Pancytopenia Consult Transcription Sample Report

DATE OF CONSULTATION: MM/DD/YYYY

REFERRING PHYSICIAN: John Doe, MD

REASON FOR CONSULTATION: Pancytopenia.

HISTORY OF PRESENT ILLNESS: The patient is a (XX)-year-old male who recently was admitted for treatment of alcohol withdrawal. His laboratory studies were significant for pancytopenia. The patient has a history of heavy cigarette use, heavy alcohol abuse, and also illicit drug use when available to him. He admitted himself for treatment of delirium tremens as he has had them in the past and recognizes the symptoms. His CBC today showed a white count of 3.4, hemoglobin 10.8, hematocrit 31.8, and platelet count was 68,000. The patient has also undergone ultrasound of his abdomen, and the results are pending.

PAST MEDICAL HISTORY: Significant for hepatitis B and C, history of alcohol withdrawal and delirium tremens, history of MRSA infection to chronic open wound.

PAST SURGICAL HISTORY: None.

ALLERGIES: No known allergies.

CURRENT MEDICATIONS: None.

SOCIAL HISTORY: The patient smoked approximately 1 pack per day for the last 30 years. He drinks approximately 1 case of beer a day and has had none in the last 4 days. He also admits to illicit drug use when it is available to him.

FAMILY HISTORY: Noncontributory.

REVIEW OF SYSTEMS: The patient reports no fevers, night sweats or chills. No recent weight loss or gain. No change in vision or blurred vision. No chest pain or palpitations. No dizziness. No shortness of breath. No abdominal pain. No nausea, vomiting or diarrhea. No hematochezia or melena. No dysuria or hematuria. No focal weakness. No new skin lesions. He does have multiple open wounds on his bilateral hands and multiple scabbed wounds, which are chronic.

PHYSICAL EXAMINATION:
GENERAL: The patient is alert and oriented x3, in no acute distress. He is noted to have very poor hygiene.
VITAL SIGNS: Blood pressure 122/66, pulse 96, respiratory rate 16, and temperature 98.6.
HEENT: Large cyst to the right and left naris, otherwise unremarkable.
HEART: Regular rate and rhythm.
LUNGS: Diminished to auscultation throughout and clear.
ABDOMEN: Soft and nontender. Bowel sounds are present.
EXTREMITIES: Symmetrical. Normal strength bilaterally. Pulses are palpable. No edema, clubbing or cyanosis.

IMPRESSION:
1. Pancytopenia, possibly secondary to chronic liver disease, alcohol abuse or viral etiology such as human immunodeficiency virus or possible primary bone marrow disorder.
2. History of hepatitis B and C.
3. Chronic open wound of his bilateral hands and right buttock with history of methicillin-resistant Staphylococcus aureus infection.
4. Urinary tract infection.
5. Chronic obstructive pulmonary disease.
6. Alcohol withdrawal, currently under CIWA protocol.

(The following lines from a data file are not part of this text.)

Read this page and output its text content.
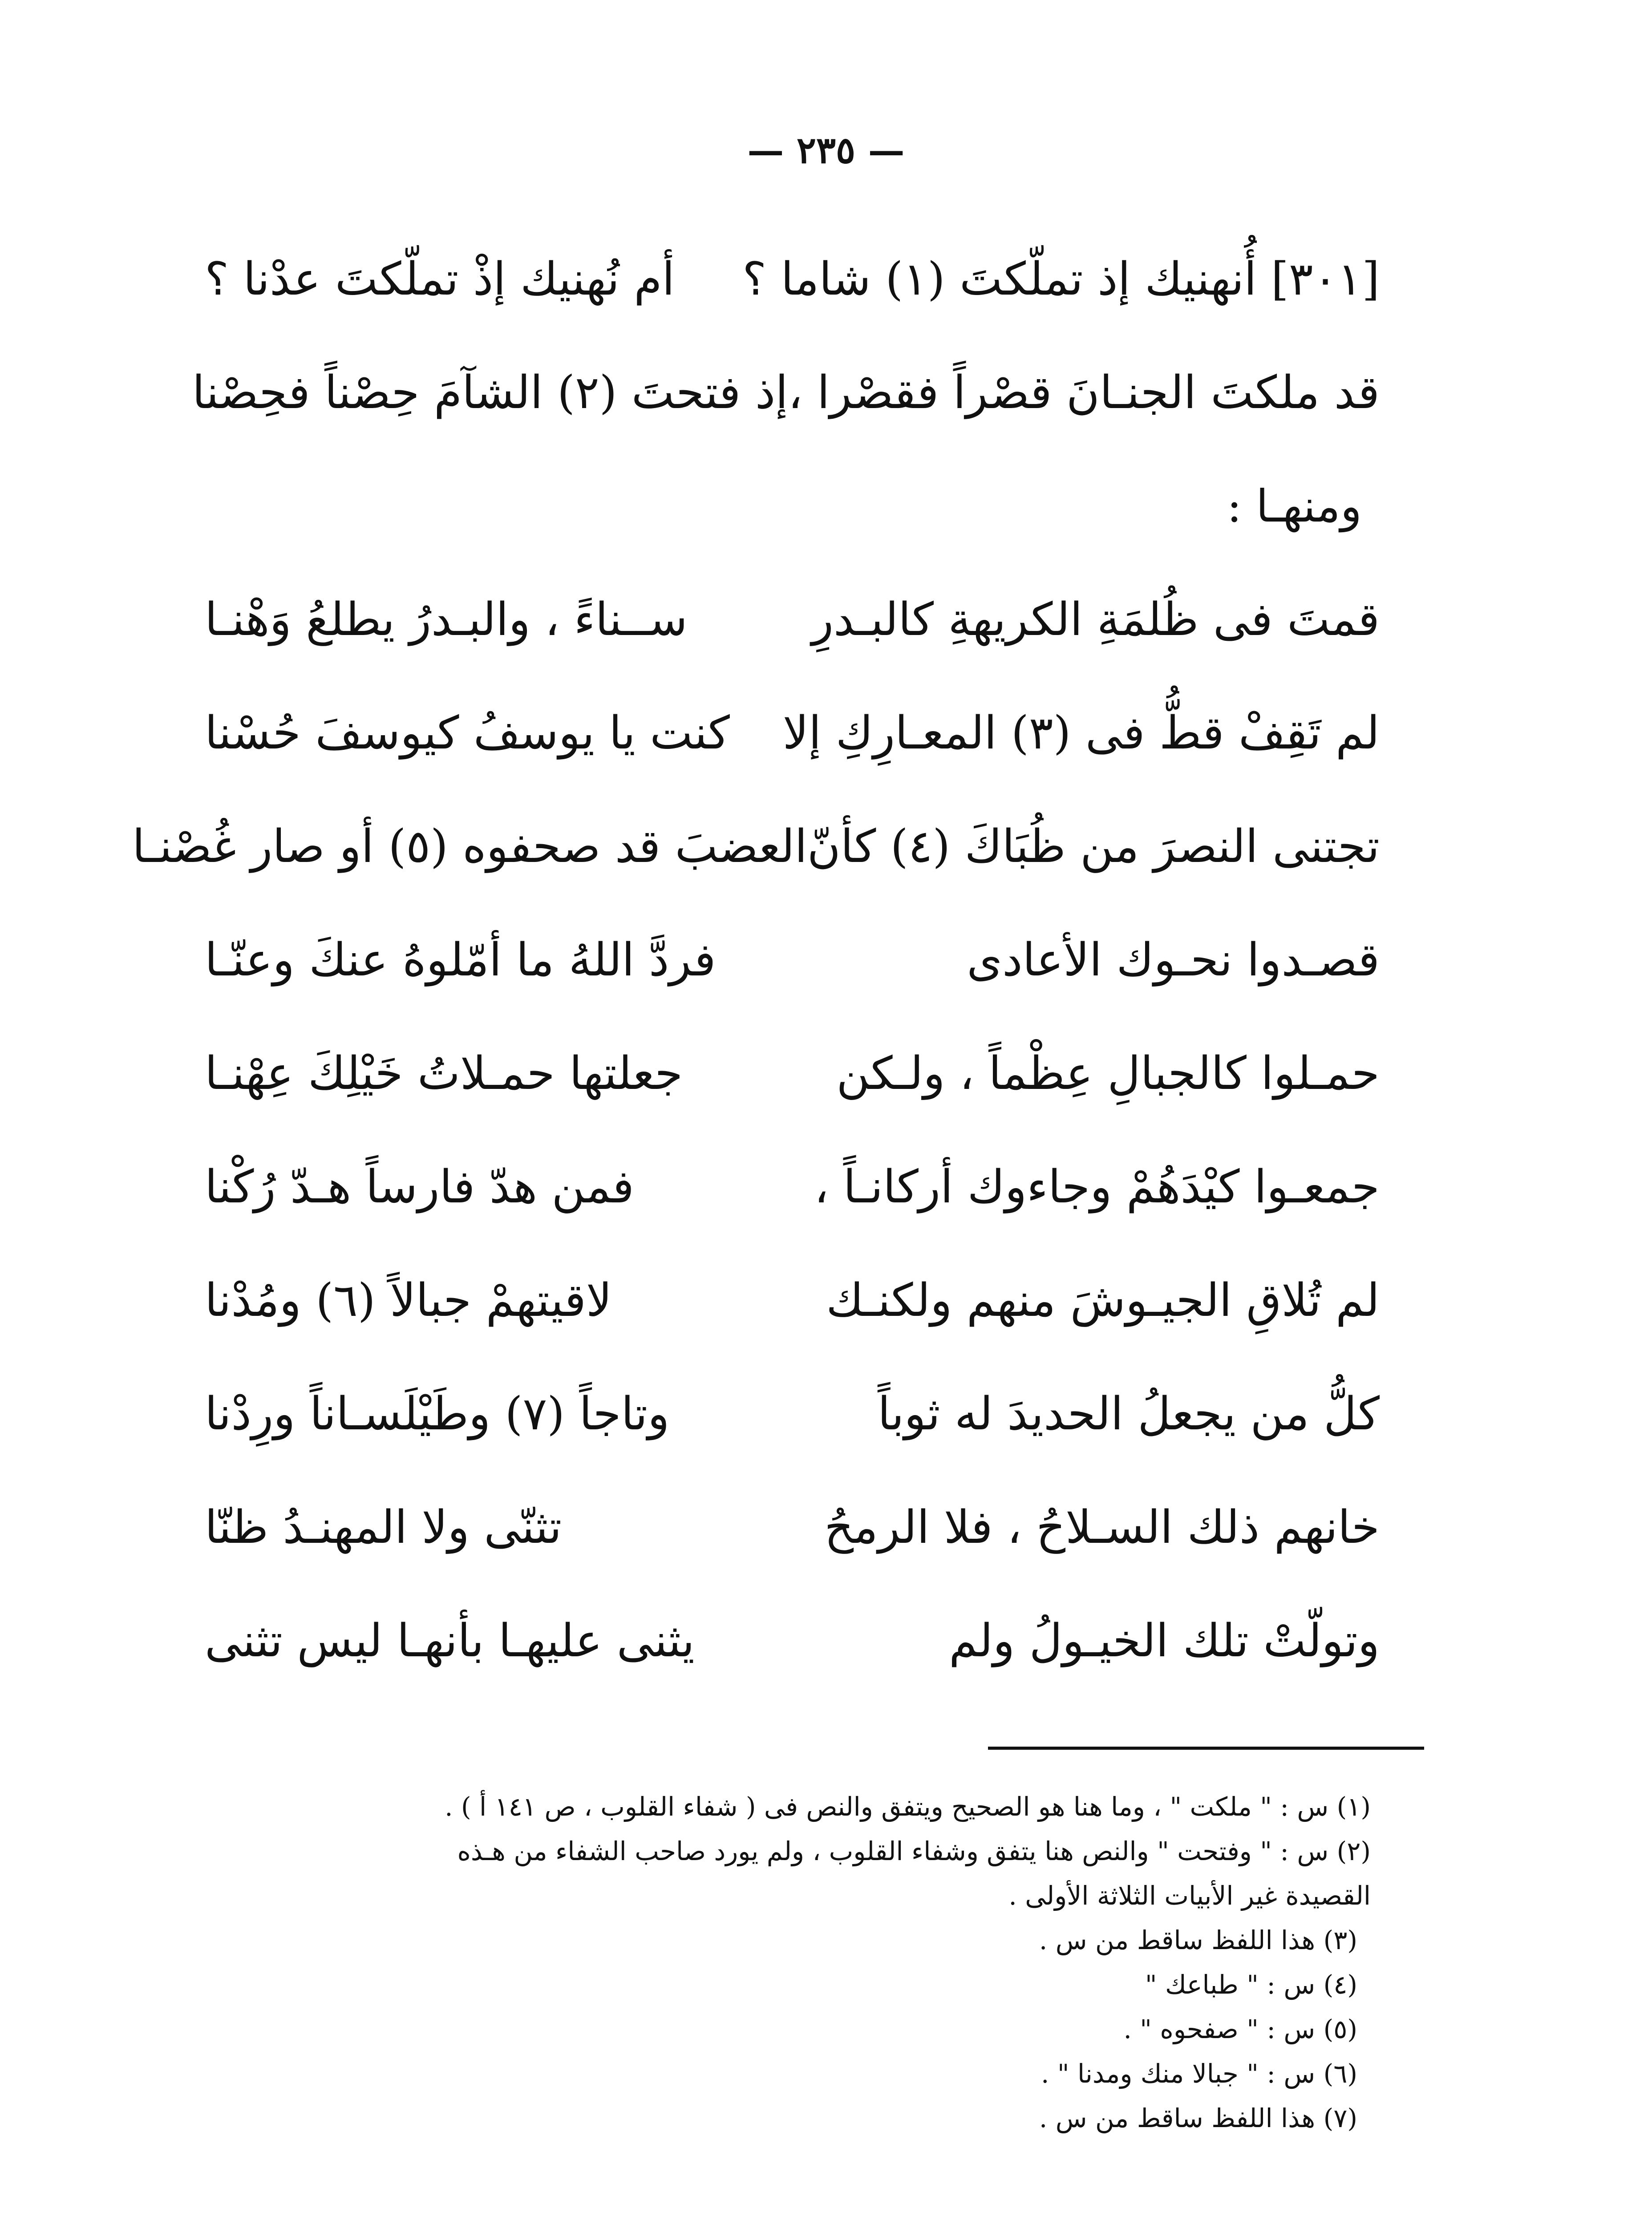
— ٢٣٥ —
[٣٠١] أُنهنيك إذ تملّكتَ (١) شاما ؟
أم نُهنيك إذْ تملّكتَ عدْنا ؟
قد ملكتَ الجنـانَ قصْراً فقصْرا ،
إذ فتحتَ (٢) الشآمَ حِصْناً فحِصْنا
ومنهـا :
قمتَ فى ظُلمَةِ الكريهةِ كالبـدرِ
ســناءً ، والبـدرُ يطلعُ وَهْنـا
لم تَقِفْ قطُّ فى (٣) المعـارِكِ إلا
كنت يا يوسفُ كيوسفَ حُسْنا
تجتنى النصرَ من ظُبَاكَ (٤) كأنّ
العضبَ قد صحفوه (٥) أو صار غُصْنـا
قصـدوا نحـوك الأعادى
فردَّ اللهُ ما أمّلوهُ عنكَ وعنّـا
حمـلوا كالجبالِ عِظْماً ، ولـكن
جعلتها حمـلاتُ خَيْلِكَ عِهْنـا
جمعـوا كيْدَهُمْ وجاءوك أركانـاً ،
فمن هدّ فارساً هـدّ رُكْنا
لم تُلاقِ الجيـوشَ منهم ولكنـك
لاقيتهمْ جبالاً (٦) ومُدْنا
كلُّ من يجعلُ الحديدَ له ثوباً
وتاجاً (٧) وطَيْلَسـاناً ورِدْنا
خانهم ذلك السـلاحُ ، فلا الرمحُ
تثنّى ولا المهنـدُ ظنّا
وتولّتْ تلك الخيـولُ ولم
يثنى عليهـا بأنهـا ليس تثنى
(١) س : " ملكت " ، وما هنا هو الصحيح ويتفق والنص فى ( شفاء القلوب ، ص ١٤١ أ ) .
(٢) س : " وفتحت " والنص هنا يتفق وشفاء القلوب ، ولم يورد صاحب الشفاء من هـذه
القصيدة غير الأبيات الثلاثة الأولى .
(٣) هذا اللفظ ساقط من س .
(٤) س : " طباعك "
(٥) س : " صفحوه " .
(٦) س : " جبالا منك ومدنا " .
(٧) هذا اللفظ ساقط من س .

RECOMMENDATIONS: At this time, we will go ahead and order laboratory studies to assess for nutritional deficiencies as well as just check reticulocyte count and platelet antibodies. HIV results are pending as well as abdominal ultrasound. Pending results of his laboratory studies, we will make further recommendations to include possible bone marrow biopsy if primary bone marrow disorder is suspected.